The unions propose to legislate the valorization of parents' earnings after parental earnings. Either they should increase by inflation or they should grow according to collective agreements just like everyone else's income. “When the parent returns, it should be taken into account. The minister (Marian Jurečka) responded that he sees it as a necessity and an obligation for the state. We welcomed that. But it must also concern the private sphere,” believes Středula. According to him, the measure would secure billions in the system.
The indexation of earnings after returning from parental leave is also mentioned among the measures in the government's equal pay plan. “Persons who return from 'important personal obstacles to work on the part of the employee', the employer is obliged to place them in a job under wage and salary conditions that correspond to the current value of the given work, not to keep the salary at the level it was before leaving, ” it says in the material. Its authors state that this obligation already applies according to the current legislation. “It is necessary to supervise its consistent application,” the document says. In it, the cabinet instructs the Ministry of Labor and the Inspectorate to support the principle of equal pay for equal work in practice until 2026 “in particular so that employers compare the amount of wages of male and female employees upon returning from parental leave with the current amount for others”. Inspectors should check equal pay more. The resort is to prepare information leaflets.

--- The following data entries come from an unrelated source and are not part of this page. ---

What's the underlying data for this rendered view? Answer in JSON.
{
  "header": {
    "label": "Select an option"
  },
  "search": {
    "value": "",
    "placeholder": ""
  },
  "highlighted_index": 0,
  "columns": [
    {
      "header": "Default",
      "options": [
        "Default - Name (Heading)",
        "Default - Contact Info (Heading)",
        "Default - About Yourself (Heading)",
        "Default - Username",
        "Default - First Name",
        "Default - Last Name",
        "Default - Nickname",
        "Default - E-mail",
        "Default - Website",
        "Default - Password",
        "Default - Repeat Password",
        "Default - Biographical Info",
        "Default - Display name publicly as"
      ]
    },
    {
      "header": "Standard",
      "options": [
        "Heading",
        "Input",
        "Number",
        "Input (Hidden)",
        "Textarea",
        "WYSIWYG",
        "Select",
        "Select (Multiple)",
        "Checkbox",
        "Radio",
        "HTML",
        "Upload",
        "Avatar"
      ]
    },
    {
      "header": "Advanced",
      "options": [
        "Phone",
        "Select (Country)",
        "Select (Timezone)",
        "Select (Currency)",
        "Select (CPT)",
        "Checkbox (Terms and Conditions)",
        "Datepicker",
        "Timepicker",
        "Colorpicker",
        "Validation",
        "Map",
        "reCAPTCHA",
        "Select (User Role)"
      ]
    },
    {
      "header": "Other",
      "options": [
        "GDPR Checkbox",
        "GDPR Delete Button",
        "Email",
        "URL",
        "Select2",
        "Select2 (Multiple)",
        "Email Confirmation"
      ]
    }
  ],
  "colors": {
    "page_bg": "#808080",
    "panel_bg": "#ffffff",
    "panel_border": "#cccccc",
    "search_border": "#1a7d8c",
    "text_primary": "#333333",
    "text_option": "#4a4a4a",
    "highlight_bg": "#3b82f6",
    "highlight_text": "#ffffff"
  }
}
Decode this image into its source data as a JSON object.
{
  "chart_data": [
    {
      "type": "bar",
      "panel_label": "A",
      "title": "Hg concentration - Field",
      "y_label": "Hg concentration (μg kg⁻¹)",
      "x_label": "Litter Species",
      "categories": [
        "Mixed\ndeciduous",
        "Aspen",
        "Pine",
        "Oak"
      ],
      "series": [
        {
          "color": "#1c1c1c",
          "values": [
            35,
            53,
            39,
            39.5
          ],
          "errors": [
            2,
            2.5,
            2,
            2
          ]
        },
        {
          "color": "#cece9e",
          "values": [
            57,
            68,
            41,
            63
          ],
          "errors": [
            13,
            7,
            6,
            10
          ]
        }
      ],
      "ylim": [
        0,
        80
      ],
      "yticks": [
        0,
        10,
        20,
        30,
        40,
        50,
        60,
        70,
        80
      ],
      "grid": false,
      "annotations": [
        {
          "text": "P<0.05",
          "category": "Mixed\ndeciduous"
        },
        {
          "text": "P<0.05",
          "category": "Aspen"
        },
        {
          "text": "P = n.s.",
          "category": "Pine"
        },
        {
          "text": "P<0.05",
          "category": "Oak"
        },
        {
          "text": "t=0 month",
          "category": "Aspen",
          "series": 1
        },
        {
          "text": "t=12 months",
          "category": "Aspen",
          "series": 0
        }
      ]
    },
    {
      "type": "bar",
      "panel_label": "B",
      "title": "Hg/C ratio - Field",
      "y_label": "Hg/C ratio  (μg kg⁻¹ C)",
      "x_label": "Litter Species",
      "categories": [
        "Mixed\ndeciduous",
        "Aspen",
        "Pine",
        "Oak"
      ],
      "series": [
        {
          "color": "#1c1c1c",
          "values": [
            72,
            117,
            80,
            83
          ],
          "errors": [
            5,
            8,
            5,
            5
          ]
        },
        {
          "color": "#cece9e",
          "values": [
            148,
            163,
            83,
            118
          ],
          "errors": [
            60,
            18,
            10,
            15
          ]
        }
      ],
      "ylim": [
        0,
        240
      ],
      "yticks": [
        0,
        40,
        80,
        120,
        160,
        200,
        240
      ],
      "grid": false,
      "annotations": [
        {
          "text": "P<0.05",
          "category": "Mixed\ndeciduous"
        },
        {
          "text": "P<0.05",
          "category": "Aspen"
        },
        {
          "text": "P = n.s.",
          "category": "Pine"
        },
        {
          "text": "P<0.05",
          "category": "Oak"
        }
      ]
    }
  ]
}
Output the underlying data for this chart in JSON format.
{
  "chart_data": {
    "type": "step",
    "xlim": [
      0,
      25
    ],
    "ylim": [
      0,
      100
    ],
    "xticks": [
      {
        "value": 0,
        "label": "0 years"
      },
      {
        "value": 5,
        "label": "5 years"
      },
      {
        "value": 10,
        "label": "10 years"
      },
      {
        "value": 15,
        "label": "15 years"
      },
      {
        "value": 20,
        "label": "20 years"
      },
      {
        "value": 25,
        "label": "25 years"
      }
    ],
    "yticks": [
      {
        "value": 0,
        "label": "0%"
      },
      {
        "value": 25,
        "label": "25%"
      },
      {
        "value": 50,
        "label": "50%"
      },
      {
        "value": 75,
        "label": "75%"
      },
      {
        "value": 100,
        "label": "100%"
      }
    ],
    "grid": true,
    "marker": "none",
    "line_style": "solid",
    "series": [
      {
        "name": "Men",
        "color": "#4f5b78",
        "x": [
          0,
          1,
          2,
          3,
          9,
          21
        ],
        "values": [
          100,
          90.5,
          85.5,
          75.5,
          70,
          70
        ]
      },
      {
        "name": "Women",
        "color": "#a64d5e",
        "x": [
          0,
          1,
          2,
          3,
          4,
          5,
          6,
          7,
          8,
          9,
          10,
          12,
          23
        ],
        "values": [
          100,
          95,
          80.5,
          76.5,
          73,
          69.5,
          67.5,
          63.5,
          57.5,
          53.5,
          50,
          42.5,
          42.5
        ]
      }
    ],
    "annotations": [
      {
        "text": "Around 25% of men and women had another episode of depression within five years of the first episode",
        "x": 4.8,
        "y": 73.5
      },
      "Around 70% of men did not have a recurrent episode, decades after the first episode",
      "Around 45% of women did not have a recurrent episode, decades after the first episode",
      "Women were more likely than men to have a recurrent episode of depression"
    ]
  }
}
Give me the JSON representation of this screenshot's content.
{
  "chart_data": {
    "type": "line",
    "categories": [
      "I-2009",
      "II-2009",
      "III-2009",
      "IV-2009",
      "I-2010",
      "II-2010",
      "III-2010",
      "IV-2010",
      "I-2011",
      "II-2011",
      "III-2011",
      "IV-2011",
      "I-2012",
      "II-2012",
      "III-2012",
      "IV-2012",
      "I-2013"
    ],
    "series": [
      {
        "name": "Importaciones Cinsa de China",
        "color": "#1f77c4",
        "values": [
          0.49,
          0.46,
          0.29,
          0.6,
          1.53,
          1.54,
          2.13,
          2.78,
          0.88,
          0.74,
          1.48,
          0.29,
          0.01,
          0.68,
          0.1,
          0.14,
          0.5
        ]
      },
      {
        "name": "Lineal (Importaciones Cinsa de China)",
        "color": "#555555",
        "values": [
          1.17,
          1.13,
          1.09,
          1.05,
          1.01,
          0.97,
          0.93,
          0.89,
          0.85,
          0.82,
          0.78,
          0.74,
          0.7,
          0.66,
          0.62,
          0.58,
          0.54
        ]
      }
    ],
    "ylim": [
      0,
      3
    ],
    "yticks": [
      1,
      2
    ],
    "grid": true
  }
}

According to a government document, in 2020 women earned on average 17 percent less than men. They had an average of 15 percent less in the same workplace, 13 percent in the same job category (CZ-ISCO classification) and nine percent for the same job in the same place. The difference was 15 percent for men and women with primary education, 22 percent for apprentices, 19 percent for high school students with a high school diploma, and 26 percent for college students. The differences in the average number of hours worked are very small and the difference in remuneration cannot be explained by them, the document states.